Remembering Jack Greenwell, key forgotten figure of Bogotá football

A memorial to Jack Greenwell in his hometown in England
A memorial to Jack Greenwell in his hometown in England

Some years ago I penned a piece about the “unknown” British football coach Jack Greenwell who plied his trade all over the world before an untimely demise in Bogotá in 1942.

Imagine a life which began in 1884 in County Durham, Northern England and ended in the downtown Hospedaje Centenario on Bogotá’s Calle 16 with periods in Spain, Turkey and Peru in between. The distances, when you consider the era, were immense and travel was a luxury, certainly not the costly folly of a coal miner’s son.

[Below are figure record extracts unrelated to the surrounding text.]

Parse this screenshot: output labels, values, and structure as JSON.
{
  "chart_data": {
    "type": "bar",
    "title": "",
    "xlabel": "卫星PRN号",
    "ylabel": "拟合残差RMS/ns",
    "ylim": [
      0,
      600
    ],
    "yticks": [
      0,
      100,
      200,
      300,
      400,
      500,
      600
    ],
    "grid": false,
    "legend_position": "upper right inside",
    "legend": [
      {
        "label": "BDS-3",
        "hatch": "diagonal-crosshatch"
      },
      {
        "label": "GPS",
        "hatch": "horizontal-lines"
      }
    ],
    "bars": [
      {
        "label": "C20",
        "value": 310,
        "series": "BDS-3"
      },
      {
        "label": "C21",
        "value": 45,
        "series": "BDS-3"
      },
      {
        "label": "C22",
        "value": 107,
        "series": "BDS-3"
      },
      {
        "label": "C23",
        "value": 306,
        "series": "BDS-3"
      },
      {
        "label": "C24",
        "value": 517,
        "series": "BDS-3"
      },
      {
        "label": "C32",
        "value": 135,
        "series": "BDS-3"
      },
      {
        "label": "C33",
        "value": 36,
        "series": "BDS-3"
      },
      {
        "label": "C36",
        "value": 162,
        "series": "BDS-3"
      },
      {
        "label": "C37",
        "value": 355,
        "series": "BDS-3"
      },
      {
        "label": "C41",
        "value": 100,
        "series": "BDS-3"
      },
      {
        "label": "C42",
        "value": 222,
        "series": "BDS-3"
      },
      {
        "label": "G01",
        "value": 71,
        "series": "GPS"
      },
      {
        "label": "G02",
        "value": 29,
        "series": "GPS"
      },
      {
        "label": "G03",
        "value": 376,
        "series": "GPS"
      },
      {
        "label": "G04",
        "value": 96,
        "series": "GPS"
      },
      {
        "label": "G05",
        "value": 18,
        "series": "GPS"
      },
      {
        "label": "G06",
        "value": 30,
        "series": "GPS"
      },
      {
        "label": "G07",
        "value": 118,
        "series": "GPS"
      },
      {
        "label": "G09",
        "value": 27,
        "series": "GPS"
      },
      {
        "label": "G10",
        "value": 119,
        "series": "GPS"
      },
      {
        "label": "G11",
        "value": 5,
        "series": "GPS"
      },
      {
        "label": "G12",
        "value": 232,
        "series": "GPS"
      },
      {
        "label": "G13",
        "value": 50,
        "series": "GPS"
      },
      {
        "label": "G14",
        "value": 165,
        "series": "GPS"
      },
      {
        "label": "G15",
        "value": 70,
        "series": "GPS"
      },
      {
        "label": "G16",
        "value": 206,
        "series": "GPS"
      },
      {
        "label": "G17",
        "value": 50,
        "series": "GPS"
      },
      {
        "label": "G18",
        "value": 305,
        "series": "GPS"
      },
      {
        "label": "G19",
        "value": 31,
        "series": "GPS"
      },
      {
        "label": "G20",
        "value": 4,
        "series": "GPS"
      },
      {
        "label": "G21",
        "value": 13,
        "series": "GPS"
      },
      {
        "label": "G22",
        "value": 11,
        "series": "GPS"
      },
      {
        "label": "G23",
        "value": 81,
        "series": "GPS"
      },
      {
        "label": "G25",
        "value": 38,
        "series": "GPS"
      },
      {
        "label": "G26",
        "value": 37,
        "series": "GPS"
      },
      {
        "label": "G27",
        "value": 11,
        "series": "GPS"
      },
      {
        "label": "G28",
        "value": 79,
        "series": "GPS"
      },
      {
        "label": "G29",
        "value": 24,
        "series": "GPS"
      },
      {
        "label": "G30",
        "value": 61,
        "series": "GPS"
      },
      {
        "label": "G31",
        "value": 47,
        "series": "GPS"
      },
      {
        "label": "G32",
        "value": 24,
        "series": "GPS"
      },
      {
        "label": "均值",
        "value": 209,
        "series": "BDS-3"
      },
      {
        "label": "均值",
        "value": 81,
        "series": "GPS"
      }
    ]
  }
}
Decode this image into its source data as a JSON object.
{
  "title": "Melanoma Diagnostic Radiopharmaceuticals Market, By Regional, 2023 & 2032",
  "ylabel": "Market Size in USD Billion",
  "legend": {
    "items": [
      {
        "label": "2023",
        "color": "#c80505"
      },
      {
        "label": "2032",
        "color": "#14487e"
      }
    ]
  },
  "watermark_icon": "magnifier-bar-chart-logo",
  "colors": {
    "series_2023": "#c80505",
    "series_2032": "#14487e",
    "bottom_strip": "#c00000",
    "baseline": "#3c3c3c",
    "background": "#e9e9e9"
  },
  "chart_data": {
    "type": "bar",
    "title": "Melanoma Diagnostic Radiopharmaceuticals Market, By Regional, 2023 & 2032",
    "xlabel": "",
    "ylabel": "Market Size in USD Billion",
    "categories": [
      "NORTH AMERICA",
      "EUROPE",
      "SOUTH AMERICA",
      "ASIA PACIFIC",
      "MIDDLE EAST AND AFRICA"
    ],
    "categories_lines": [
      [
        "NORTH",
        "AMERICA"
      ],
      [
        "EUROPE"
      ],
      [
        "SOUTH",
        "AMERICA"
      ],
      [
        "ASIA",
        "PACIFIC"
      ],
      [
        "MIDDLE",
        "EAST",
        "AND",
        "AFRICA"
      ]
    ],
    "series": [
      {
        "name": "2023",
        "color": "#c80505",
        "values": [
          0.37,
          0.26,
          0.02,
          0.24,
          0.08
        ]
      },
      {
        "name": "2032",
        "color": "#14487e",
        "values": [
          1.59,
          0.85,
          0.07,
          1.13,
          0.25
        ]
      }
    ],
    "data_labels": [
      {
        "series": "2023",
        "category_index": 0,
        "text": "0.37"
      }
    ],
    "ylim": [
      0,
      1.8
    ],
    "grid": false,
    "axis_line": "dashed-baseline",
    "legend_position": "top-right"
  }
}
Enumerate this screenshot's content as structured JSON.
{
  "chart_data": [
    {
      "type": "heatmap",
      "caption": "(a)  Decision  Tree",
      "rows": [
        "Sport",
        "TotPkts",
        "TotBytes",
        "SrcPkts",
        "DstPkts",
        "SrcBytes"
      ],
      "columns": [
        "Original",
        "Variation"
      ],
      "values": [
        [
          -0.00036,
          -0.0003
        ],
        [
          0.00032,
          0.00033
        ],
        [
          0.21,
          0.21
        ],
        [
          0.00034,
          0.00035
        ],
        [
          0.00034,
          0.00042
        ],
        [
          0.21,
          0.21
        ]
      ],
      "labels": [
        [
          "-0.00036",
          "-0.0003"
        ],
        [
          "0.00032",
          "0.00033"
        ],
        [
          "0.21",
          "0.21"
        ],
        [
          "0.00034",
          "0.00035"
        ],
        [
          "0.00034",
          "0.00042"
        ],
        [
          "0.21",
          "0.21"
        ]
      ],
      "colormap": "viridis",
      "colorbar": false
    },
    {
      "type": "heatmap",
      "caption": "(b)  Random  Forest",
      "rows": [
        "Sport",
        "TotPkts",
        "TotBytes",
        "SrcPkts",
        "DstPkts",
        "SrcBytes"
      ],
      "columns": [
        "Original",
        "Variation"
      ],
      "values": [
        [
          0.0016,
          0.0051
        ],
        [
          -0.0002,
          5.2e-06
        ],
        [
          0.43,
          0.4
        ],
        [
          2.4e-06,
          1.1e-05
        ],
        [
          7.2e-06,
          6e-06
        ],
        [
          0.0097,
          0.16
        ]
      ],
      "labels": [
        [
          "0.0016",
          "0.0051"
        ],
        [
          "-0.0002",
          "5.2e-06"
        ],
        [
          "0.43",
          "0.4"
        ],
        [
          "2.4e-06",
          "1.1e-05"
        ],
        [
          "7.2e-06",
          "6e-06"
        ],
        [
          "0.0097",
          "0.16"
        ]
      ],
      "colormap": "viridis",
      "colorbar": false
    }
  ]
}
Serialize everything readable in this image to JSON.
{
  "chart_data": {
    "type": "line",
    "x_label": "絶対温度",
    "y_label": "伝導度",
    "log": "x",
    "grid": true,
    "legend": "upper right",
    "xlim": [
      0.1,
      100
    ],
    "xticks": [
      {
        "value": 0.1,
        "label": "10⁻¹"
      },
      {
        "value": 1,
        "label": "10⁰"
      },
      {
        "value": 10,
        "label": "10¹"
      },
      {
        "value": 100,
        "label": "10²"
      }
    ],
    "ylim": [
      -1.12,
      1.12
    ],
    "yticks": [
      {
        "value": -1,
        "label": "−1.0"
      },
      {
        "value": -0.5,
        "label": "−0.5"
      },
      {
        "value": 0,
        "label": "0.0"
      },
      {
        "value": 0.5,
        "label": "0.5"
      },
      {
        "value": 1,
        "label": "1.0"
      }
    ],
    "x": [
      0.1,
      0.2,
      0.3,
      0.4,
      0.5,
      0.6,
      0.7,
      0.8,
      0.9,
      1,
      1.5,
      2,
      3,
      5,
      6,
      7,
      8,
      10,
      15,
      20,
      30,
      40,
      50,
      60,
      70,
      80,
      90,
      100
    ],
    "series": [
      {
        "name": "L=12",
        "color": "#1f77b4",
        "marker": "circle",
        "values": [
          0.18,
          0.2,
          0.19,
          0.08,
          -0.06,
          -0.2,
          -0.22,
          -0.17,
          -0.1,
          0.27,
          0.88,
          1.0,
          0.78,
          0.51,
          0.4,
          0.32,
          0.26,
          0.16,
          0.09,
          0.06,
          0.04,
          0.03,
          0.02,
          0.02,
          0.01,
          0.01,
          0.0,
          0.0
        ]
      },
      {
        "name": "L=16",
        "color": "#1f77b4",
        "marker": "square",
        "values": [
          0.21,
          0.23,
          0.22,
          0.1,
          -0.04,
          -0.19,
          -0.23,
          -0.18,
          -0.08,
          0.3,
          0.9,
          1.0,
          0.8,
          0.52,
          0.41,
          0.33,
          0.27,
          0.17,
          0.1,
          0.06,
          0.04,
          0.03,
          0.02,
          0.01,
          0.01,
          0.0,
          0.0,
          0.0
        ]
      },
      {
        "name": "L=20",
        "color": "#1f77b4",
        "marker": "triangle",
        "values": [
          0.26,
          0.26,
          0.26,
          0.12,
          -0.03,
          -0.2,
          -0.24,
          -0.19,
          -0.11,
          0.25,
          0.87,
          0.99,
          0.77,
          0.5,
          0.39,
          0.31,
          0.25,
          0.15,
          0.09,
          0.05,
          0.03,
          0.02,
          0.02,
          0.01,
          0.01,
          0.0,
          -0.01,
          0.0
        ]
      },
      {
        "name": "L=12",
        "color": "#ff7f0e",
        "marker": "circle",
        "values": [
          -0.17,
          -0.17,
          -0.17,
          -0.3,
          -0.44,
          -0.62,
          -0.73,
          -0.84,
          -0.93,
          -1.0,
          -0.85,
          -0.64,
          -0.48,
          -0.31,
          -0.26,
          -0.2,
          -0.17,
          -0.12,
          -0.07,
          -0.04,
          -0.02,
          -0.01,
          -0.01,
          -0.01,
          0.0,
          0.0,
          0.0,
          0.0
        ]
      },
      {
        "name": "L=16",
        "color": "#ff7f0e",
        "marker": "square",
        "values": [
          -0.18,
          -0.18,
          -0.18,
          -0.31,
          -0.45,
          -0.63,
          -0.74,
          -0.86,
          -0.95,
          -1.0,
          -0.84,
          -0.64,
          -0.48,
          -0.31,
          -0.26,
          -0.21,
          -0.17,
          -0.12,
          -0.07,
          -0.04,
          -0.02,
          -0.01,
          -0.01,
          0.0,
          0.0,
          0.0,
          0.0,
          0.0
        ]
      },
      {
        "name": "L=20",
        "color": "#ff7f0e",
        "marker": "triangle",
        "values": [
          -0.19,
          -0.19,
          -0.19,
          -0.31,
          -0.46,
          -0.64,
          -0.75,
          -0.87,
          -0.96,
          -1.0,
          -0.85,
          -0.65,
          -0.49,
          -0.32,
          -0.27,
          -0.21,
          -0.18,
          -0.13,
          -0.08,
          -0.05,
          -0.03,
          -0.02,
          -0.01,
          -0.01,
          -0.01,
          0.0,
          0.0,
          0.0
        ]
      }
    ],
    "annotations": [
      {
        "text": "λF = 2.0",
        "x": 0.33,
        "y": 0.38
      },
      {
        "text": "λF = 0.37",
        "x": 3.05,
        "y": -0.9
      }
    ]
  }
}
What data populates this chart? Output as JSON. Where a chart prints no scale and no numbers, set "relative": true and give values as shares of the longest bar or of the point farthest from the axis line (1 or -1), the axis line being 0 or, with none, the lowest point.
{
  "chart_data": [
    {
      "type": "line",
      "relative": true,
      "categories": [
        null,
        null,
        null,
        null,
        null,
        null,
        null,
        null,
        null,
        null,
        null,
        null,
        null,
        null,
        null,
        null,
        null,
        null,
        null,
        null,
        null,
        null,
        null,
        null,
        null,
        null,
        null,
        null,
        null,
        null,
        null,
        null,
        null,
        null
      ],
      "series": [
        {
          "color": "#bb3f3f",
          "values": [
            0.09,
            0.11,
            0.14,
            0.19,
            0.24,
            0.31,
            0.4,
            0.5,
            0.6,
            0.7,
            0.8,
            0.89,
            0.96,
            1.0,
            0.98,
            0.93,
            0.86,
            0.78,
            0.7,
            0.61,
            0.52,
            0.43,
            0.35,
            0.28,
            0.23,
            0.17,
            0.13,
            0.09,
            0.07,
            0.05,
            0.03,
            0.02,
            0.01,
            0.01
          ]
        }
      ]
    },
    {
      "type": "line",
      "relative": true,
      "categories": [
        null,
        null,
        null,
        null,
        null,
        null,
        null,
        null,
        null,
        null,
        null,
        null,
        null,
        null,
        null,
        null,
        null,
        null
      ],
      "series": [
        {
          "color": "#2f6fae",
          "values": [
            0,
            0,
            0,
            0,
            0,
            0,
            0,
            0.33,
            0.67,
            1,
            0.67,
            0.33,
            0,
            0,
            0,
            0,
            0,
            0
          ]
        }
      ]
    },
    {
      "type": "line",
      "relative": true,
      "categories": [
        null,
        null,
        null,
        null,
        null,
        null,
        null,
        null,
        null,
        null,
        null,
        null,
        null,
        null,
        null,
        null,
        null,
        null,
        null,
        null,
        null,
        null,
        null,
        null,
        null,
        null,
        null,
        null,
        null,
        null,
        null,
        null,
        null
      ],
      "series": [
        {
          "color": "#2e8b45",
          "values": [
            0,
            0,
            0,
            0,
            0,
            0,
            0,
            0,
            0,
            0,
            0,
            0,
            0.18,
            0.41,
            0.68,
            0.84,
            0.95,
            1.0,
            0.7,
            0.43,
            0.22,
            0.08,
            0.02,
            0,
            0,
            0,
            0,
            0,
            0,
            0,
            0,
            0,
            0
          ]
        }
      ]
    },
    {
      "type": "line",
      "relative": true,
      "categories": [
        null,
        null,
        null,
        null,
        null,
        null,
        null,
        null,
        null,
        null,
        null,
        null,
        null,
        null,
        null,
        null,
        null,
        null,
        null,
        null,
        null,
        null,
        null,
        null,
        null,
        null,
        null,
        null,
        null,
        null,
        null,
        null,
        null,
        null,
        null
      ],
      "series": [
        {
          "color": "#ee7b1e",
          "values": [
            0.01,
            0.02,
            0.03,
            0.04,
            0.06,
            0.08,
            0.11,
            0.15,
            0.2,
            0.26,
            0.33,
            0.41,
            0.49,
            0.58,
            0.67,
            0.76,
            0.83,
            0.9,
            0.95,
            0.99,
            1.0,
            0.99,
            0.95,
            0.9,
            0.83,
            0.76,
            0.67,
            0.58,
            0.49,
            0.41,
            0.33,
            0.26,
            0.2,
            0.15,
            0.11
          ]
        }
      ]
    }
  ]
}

Several years after I began this investigation, one which led me to the Bogotá Archives in Las Cruces, to the British Cemetery in Mártires, to a meeting with Greenwell’s granddaughter Doris in a shopping mall in Toronto, Canada and an interview with Harold Stephenson, a Greenwell-enthusiast and resident in the very house where Jack was born in Crook Town, there has now been some closure in that this journeyman footballer has finally been recognized in his home town 74 years after his death.

The quest to ensure that this football legacy is protected and remembered still has some way to go but due to the tireless efforts of Stephenson, Crook Town now has a centrally located commemorative plaque and a bench to honour Greenwell.

The sizeable and remaining challenges are to ensure that Barcelona, Peru and potentially Bogotá’s red half, Santa Fé commemorate the work of this tireless footballing free spirit.

Wind back the clock though.

It had always been my plan to investigate Jack Greenwell’s life and times in Bogotá and potentially in Peru but the turns and curiosities of life meant that this pursuit became little more than a welcome pastime for when there was a spare moment.

And so, while I felt, for some reason, a kinship with Greenwell due perhaps to the obvious shared nationality, my research trailed off after having gifted a notarized copy of his death certificate to Doris from Bogotá’s Notaria Segunda. It was as if by handing over this document of closure to his family, my work was done.

It was then in early 2016 that I was contacted by Harold Stephenson who had teamed up with a local Crook Town historian to have Greenwell recognized and honoured in his home town.

Would I offer contacts and words of advice? Of course, as if I could be of more help than those in County Durham.

In the office of Santa Fé in Bogotá, the press officer did little more than add me to an infuriatingly consistent mailing list informing of the lineups prior to each game in the Dimayor. At an exhibition about football in Colombia at the Museo Nacional, the beautiful game ostensibly didn’t exist until 1950 and the arrival of Mountford, Franklin and Mitten (the Bogotá Bandit) exiling themselves from the English leagues, tempted across the Atlantic by better pay.

No one knew anything. Even my hardcore Santa Fé friends know little. Their glazed looks spoke volumes as I waxed lyrical about the English birth of their club.

It was infuriating. Unfortunately, I couldn’t make the unveiling of the plaque in Crook Town this past August, but I definitely felt part of what was going on. While to us, Jack Greenwell had not been forgotten and his story plays an important role in the history of the global football movement, the feeling is that together, we are performing a public and historical conservation project.

Greenwell’s is a story which needs to be shared and considered as there must be more just like it, incredible lives which have effected change and remain unknown due to having taken place in an era prior to the global communication revolution.

What would be made of Greenwell had he lived to see 76 years of age and 1960? His story would be widely known and his legacy intact, barring any bizarre career implosion, and we would be celebrating a global figure.

As it is, the unfortunate truth is that he represents a footnote in the expansion of the beautiful game. This first step, the recognition of Greenwell in his place of birth, is the first step and a major one at that, towards pushing this phenomenal football brain, by all accounts, to where he belongs.

Remember, Greenwell was winner of 13 awards in Spain with Barcelona, Espanyol and Valencia, Peruvian champions with Universitario of Lima and triumphing in the Copa America with Peru before coming to Colombia.

So, let me take advantage of this space made available to me and suggest that we take up the mantle here in Bogotá, those of us in the expat community along with interested fans of Santa Fé, to build on what Stephenson has achieved in Crook Town, and petition the relevant authorities to explore the possibility of a tangible act of memorialization and recognition for Greenwell in Bogotá.

Does this sound doable? I am open to hearing suggestions of where to begin.